Durante el día, Mishal trabajaba incansablemente para dar confianza y tranquilidad a los peregrinos, extendiendo sobre todos ellos el ala de su dulzura. Ayesha se encerraba más y más en el silencio, y Mishal Akhtar se convirtió en la consejera de los peregrinos. Pero una peregrina se sustraía a su influencia: Mrs. Qureishi, su madre, esposa del director del Banco del Estado.
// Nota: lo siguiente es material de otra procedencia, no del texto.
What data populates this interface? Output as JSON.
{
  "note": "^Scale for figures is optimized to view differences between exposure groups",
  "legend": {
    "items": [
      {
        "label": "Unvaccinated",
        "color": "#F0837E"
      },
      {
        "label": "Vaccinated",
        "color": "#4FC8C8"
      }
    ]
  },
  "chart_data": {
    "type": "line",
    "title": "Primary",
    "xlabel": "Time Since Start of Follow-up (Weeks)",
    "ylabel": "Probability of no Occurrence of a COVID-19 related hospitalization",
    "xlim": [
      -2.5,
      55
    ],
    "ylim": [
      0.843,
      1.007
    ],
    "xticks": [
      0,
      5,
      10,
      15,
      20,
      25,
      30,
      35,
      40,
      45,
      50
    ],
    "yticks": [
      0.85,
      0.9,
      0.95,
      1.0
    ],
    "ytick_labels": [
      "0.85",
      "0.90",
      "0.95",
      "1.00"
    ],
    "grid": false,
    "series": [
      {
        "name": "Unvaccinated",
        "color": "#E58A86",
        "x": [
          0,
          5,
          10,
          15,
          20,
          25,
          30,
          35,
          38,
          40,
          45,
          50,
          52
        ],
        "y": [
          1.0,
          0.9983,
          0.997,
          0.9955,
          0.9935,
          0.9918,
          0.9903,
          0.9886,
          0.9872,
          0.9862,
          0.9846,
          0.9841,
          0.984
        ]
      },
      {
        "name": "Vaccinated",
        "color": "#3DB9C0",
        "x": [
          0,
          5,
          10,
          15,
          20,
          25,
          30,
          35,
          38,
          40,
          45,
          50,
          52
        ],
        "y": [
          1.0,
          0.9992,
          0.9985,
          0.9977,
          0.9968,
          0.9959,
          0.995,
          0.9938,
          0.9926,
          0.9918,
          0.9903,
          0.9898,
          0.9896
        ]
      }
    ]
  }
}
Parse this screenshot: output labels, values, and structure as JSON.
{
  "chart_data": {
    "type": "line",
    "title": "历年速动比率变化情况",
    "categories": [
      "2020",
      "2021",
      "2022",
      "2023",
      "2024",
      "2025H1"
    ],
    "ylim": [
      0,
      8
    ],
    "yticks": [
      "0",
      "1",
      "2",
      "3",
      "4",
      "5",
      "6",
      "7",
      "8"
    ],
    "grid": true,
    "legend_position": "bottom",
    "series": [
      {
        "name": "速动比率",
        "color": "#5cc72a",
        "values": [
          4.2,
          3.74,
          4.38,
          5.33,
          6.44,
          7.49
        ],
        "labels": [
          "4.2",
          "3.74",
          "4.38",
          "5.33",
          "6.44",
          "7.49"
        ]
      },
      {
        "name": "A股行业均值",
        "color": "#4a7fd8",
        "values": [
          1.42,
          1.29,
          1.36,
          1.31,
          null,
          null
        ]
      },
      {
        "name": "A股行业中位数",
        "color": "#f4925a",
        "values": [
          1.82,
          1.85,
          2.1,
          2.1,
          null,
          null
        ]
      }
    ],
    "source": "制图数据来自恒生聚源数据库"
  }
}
La llegada de Mr. Qureishi, padre de Mishal, fue un acontecimiento. Los peregrinos se habían detenido a la sombra de una hilera de plátanos, y estaban atareados recogiendo leña y limpiando las ollas cuando apareció el cortejo motorizado. Inmediatamente, Mrs. Qureishi, que pesaba doce kilos menos que al comienzo de la caminata, se puso en pie de un salto, sacudiéndose el polvo de la ropa y arreglándose el pelo con movimientos frenéticos. Mishal, al ver a su madre manejar con dedos torpes un barra de labios semiderretida, dijo: «¿Qué te pasa, ma? Tranquila, va.»

Su madre, con débil movimiento de la mano, señaló los coches que se acercaban. Momentos después, la figura alta y severa del gran banquero estaba delante de ellas. «Si no lo veo, no lo creo -dijo-. Cuando vinieron a contármelo, dije bah, bah, no puede ser. Por eso he tardado tanto en enterarme. Marcharse de Peristan sin una palabra… Dime, ¿qué canastos significa esto?»

Mrs. Qureishi temblaba, indefensa, ante la mirada de su marido y empezó a llorar, sintiendo los callos de los pies y la fatiga en cada poro de su cuerpo. «Ay, Dios mío, no lo sé, perdona -dijo-. Sólo Dios sabe lo que pasó.»

«¿Es que no te das cuenta de que yo ocupo un puesto muy vulnerable? -exclamó Mr. Qureishi-. La confianza del público es esencial. ¿Qué pensará la gente si mi esposa anda vagando por ahí con unos bhangis?»